Portrait sensible
Paradoxe et liberté
Il y a chez Yvon Chartrand des paradoxes saisissants, non pas qu’il y ait là du hasard, de la nonchalance, ou une maturité encore incertaine. Tout au contraire; l’art d’Yvon est une liberté affirmée, un affranchissement consumé, une rigueur consentie dans la paix.
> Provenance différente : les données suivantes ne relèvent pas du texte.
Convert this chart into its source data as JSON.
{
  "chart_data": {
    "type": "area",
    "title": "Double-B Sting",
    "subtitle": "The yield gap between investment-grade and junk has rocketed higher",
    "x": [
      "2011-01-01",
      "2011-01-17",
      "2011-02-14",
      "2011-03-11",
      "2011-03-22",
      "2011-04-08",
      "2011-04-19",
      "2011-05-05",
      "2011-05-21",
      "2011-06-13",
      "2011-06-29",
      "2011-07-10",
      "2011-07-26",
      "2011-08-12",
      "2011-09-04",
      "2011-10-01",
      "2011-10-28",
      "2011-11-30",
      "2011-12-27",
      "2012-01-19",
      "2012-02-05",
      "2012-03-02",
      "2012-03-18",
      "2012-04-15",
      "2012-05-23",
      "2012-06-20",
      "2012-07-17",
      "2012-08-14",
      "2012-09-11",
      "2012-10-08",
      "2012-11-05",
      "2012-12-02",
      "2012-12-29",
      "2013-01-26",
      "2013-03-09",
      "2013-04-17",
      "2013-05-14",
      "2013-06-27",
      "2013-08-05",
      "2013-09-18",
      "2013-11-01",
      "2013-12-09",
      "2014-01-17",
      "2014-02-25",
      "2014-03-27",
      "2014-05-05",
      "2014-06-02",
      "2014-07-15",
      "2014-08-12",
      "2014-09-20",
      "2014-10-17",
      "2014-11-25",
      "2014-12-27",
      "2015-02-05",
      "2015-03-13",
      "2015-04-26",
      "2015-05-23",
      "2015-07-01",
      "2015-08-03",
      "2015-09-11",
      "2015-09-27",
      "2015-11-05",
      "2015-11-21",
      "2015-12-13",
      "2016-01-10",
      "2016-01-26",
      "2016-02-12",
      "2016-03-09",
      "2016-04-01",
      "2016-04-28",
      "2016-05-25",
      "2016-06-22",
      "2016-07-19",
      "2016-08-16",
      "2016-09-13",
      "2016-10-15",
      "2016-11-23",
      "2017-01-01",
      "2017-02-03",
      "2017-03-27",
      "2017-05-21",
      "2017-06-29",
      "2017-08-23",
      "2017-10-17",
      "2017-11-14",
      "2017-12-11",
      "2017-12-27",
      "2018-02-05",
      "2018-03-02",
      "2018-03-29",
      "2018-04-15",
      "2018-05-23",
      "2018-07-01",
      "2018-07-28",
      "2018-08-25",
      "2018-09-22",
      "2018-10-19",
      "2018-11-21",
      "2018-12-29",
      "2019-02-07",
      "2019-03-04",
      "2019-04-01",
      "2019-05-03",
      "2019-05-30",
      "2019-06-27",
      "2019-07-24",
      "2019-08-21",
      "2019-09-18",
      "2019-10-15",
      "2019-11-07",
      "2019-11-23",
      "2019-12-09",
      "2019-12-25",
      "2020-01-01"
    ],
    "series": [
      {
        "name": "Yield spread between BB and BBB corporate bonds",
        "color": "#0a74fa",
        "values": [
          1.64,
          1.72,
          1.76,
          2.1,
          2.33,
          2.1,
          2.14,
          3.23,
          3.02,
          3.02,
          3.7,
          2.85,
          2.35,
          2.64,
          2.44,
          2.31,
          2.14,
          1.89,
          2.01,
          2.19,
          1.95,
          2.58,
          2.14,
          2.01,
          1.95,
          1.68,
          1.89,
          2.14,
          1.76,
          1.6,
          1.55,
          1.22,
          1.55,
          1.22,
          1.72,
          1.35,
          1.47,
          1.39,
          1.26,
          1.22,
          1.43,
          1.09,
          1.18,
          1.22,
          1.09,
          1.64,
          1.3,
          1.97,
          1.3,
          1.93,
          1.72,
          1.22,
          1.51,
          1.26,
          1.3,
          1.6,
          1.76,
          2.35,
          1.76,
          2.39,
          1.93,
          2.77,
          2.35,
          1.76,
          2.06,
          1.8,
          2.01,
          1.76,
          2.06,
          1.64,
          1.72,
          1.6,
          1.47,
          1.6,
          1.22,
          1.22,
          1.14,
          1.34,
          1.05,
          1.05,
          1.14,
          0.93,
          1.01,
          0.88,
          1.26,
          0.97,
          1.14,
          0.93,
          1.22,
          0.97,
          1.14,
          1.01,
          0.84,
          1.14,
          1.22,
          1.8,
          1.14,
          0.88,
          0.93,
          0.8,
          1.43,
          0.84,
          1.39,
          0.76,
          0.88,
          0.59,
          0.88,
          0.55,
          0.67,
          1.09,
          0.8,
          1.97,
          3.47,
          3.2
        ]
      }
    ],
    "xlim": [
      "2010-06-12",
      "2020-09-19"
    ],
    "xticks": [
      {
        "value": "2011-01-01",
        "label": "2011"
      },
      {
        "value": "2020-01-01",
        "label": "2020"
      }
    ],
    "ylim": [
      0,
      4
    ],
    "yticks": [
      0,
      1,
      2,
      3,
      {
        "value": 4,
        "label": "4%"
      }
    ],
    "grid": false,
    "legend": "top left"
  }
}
Sur certaines de ses toiles, là où on s’y attend le moins, un détour de son esprit facétieux se découvre. Une étincelle de vie aussi vive qu’un rayon de soleil en novembre, qu’un rire d’enfant dans la rue, qu’une motocyclette qui démarre pendant que Vivaldi égrène l’été. Une conjugaison improbable entre la perfection d’une rose et un soulier de tissus, un après-midi de canicule et le bruit des glaçons.
Qu’on ne se laisse donc pas tromper devant une de ses compositions : bien sûr, le regard soupire, repu, en contemplant l’exquise simplicité d’un bouquet, le naturel d’un drapé, la majesté d’un reflet, la souplesse d’un pétale. L’âme s’envole soudain légère et parfumée, le cœur s’émeut doucement à la rencontre d’un souvenir, d’une impression fugitive, d’un plaisir intime. On se prendrait alors à croire en l’innocence, au printemps perpétuel….
Mais il y a plus que cela, si Yvon rend hommage à la beauté simple, il signe surtout l’aveu de ce qui lui est cher : l’appartenance à un monde de valeurs que nous ont transmises les maîtres et l’histoire, la profonde croyance que l’évidence est le fruit d’un travail acharné, d’un effort humble et inspiré, d’une recherche permanente du dépassement. À travers chaque toile trois siècles vous observent, plus riches qu’un recueil, et plus complexes qu’un compliment.
Clignez des yeux un instant et observez les paradoxes qui apparaissent alors :
l'immortalité de l’œuvre et la fragilité du moment, la maîtrise absolue et l’humour du message, la spontanéité du plaisir et l’intensité du propos, la permanence et la futilité, l’éternité et le jour qui s’achève.
Natures mortes ou silencieuses? Paradoxes subtils et délicieux qu’Yvon porte comme un charme et qui le rendent si précieux.